Reductive stress in microbes: implications for understanding Mycobacterium tuberculosis disease and persistence.

Autor: Farhana A; Department of Microbiology, University of Alabama at Birmingham, AL, USA., Guidry L, Srivastava A, Singh A, Hondalus MK, Steyn AJ
Jazyk: angličtina
Zdroj: Advances in microbial physiology [Adv Microb Physiol] 2010; Vol. 57, pp. 43-117.
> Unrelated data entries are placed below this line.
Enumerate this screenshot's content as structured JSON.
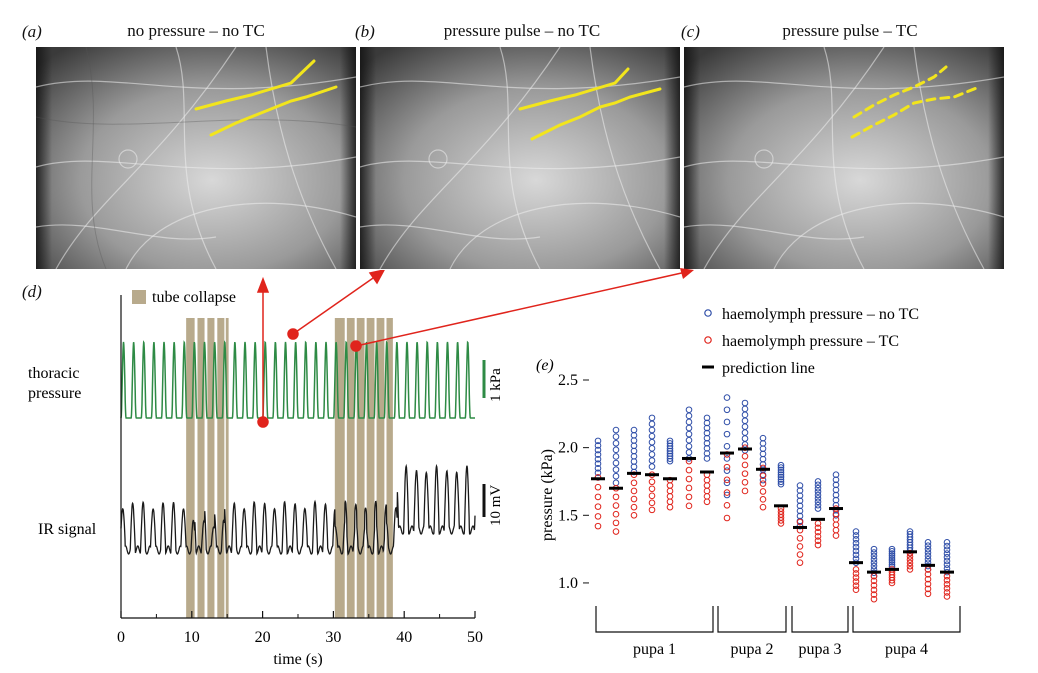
{
  "figure": {
    "panels": [
      {
        "letter": "(a)",
        "title": "no pressure – no TC"
      },
      {
        "letter": "(b)",
        "title": "pressure pulse – no TC"
      },
      {
        "letter": "(c)",
        "title": "pressure pulse – TC"
      }
    ],
    "panel_d": {
      "letter": "(d)",
      "legend_tube_collapse": "tube collapse",
      "trace_label_pressure_1": "thoracic",
      "trace_label_pressure_2": "pressure",
      "trace_label_ir": "IR signal",
      "scale_pressure": "1 kPa",
      "scale_ir": "10 mV",
      "xlabel": "time (s)",
      "xticks": [
        "0",
        "10",
        "20",
        "30",
        "40",
        "50"
      ],
      "tube_collapse_intervals_s": [
        [
          9.2,
          10.4
        ],
        [
          10.8,
          11.8
        ],
        [
          12.2,
          13.2
        ],
        [
          13.6,
          14.6
        ],
        [
          14.8,
          15.2
        ],
        [
          30.2,
          31.6
        ],
        [
          31.9,
          33.0
        ],
        [
          33.3,
          34.4
        ],
        [
          34.7,
          35.8
        ],
        [
          36.1,
          37.2
        ],
        [
          37.5,
          38.4
        ]
      ],
      "colors": {
        "pressure": "#2e8b45",
        "ir": "#1a1a1a",
        "tube": "#b8aa8c",
        "arrow": "#e0241c"
      }
    },
    "panel_e": {
      "letter": "(e)",
      "legend": [
        "haemolymph pressure – no TC",
        "haemolymph pressure – TC",
        "prediction line"
      ],
      "ylabel": "pressure (kPa)",
      "groups": [
        "pupa 1",
        "pupa 2",
        "pupa 3",
        "pupa 4"
      ],
      "colors": {
        "no_tc": "#2f4ea8",
        "tc": "#e0241c",
        "prediction": "#000000"
      }
    }
  },
  "chart_data": [
    {
      "type": "line",
      "title": "",
      "xlabel": "time (s)",
      "ylabel": "",
      "xlim": [
        0,
        50
      ],
      "series": [
        {
          "name": "thoracic pressure",
          "period_s": 1.43,
          "amplitude_kPa": 1.2
        },
        {
          "name": "IR signal",
          "period_s": 1.43,
          "amplitude_mV": 10
        }
      ]
    },
    {
      "type": "scatter",
      "title": "",
      "xlabel": "",
      "ylabel": "pressure (kPa)",
      "ylim": [
        0.8,
        2.5
      ],
      "yticks": [
        1.0,
        1.5,
        2.0,
        2.5
      ],
      "columns": [
        {
          "group": "pupa 1",
          "no_tc": [
            1.78,
            2.05
          ],
          "tc": [
            1.42,
            1.78
          ],
          "prediction": 1.77
        },
        {
          "group": "pupa 1",
          "no_tc": [
            1.74,
            2.13
          ],
          "tc": [
            1.38,
            1.7
          ],
          "prediction": 1.7
        },
        {
          "group": "pupa 1",
          "no_tc": [
            1.82,
            2.13
          ],
          "tc": [
            1.5,
            1.8
          ],
          "prediction": 1.81
        },
        {
          "group": "pupa 1",
          "no_tc": [
            1.86,
            2.22
          ],
          "tc": [
            1.54,
            1.8
          ],
          "prediction": 1.8
        },
        {
          "group": "pupa 1",
          "no_tc": [
            1.9,
            2.05
          ],
          "tc": [
            1.56,
            1.76
          ],
          "prediction": 1.77
        },
        {
          "group": "pupa 1",
          "no_tc": [
            1.92,
            2.28
          ],
          "tc": [
            1.57,
            1.9
          ],
          "prediction": 1.92
        },
        {
          "group": "pupa 1",
          "no_tc": [
            1.92,
            2.22
          ],
          "tc": [
            1.6,
            1.8
          ],
          "prediction": 1.82
        },
        {
          "group": "pupa 2",
          "no_tc": [
            1.65,
            2.37
          ],
          "tc": [
            1.48,
            1.95
          ],
          "prediction": 1.96
        },
        {
          "group": "pupa 2",
          "no_tc": [
            1.98,
            2.33
          ],
          "tc": [
            1.68,
            2.0
          ],
          "prediction": 1.99
        },
        {
          "group": "pupa 2",
          "no_tc": [
            1.76,
            2.07
          ],
          "tc": [
            1.56,
            1.85
          ],
          "prediction": 1.84
        },
        {
          "group": "pupa 2",
          "no_tc": [
            1.73,
            1.87
          ],
          "tc": [
            1.44,
            1.55
          ],
          "prediction": 1.57
        },
        {
          "group": "pupa 3",
          "no_tc": [
            1.42,
            1.72
          ],
          "tc": [
            1.15,
            1.45
          ],
          "prediction": 1.41
        },
        {
          "group": "pupa 3",
          "no_tc": [
            1.55,
            1.75
          ],
          "tc": [
            1.28,
            1.44
          ],
          "prediction": 1.47
        },
        {
          "group": "pupa 3",
          "no_tc": [
            1.5,
            1.8
          ],
          "tc": [
            1.35,
            1.55
          ],
          "prediction": 1.55
        },
        {
          "group": "pupa 4",
          "no_tc": [
            1.15,
            1.38
          ],
          "tc": [
            0.95,
            1.1
          ],
          "prediction": 1.15
        },
        {
          "group": "pupa 4",
          "no_tc": [
            1.05,
            1.25
          ],
          "tc": [
            0.88,
            1.05
          ],
          "prediction": 1.08
        },
        {
          "group": "pupa 4",
          "no_tc": [
            1.12,
            1.25
          ],
          "tc": [
            1.0,
            1.1
          ],
          "prediction": 1.1
        },
        {
          "group": "pupa 4",
          "no_tc": [
            1.22,
            1.38
          ],
          "tc": [
            1.1,
            1.22
          ],
          "prediction": 1.23
        },
        {
          "group": "pupa 4",
          "no_tc": [
            1.1,
            1.3
          ],
          "tc": [
            0.92,
            1.1
          ],
          "prediction": 1.13
        },
        {
          "group": "pupa 4",
          "no_tc": [
            1.08,
            1.3
          ],
          "tc": [
            0.9,
            1.05
          ],
          "prediction": 1.08
        }
      ]
    }
  ]
}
DOI: 10.1016/B978-0-12-381045-8.00002-3
Abstrakt: Mycobacterium tuberculosis (Mtb) is a remarkably successful pathogen that is capable of persisting in host tissues for decades without causing disease. Years after initial infection, the bacilli may resume growth, the outcome of which is active tuberculosis (TB). In order to establish infection, resist host defences and re-emerge, Mtb must coordinate its metabolism with the in vivo environmental conditions and nutrient availability within the primary site of infection, the lung. Maintaining metabolic homeostasis for an intracellular pathogen such as Mtb requires a carefully orchestrated series of oxidation-reduction reactions, which, if unbalanced, generate oxidative or reductive stress. The importance of oxidative stress in microbial pathogenesis has been appreciated and well studied over the past several decades. However, the role of its counterpart, reductive stress, has been largely ignored. Reductive stress is defined as an aberrant increase in reducing equivalents, the magnitude and identity of which is determined by host carbon source utilisation and influenced by the presence of host-generated gases (e.g. NO, CO, O(2) and CO(2)). This increased reductive power must be dissipated for bacterial survival. To recycle reducing equivalents, microbes have evolved unique electron 'sinks' that are distinct for their particular environmental niche. In this review, we describe the specific mechanisms that some microbes have evolved to dispel reductive stress. The intention of this review is to introduce the concept of reductive stress, in tuberculosis research in particular, in the hope of stimulating new avenues of investigation.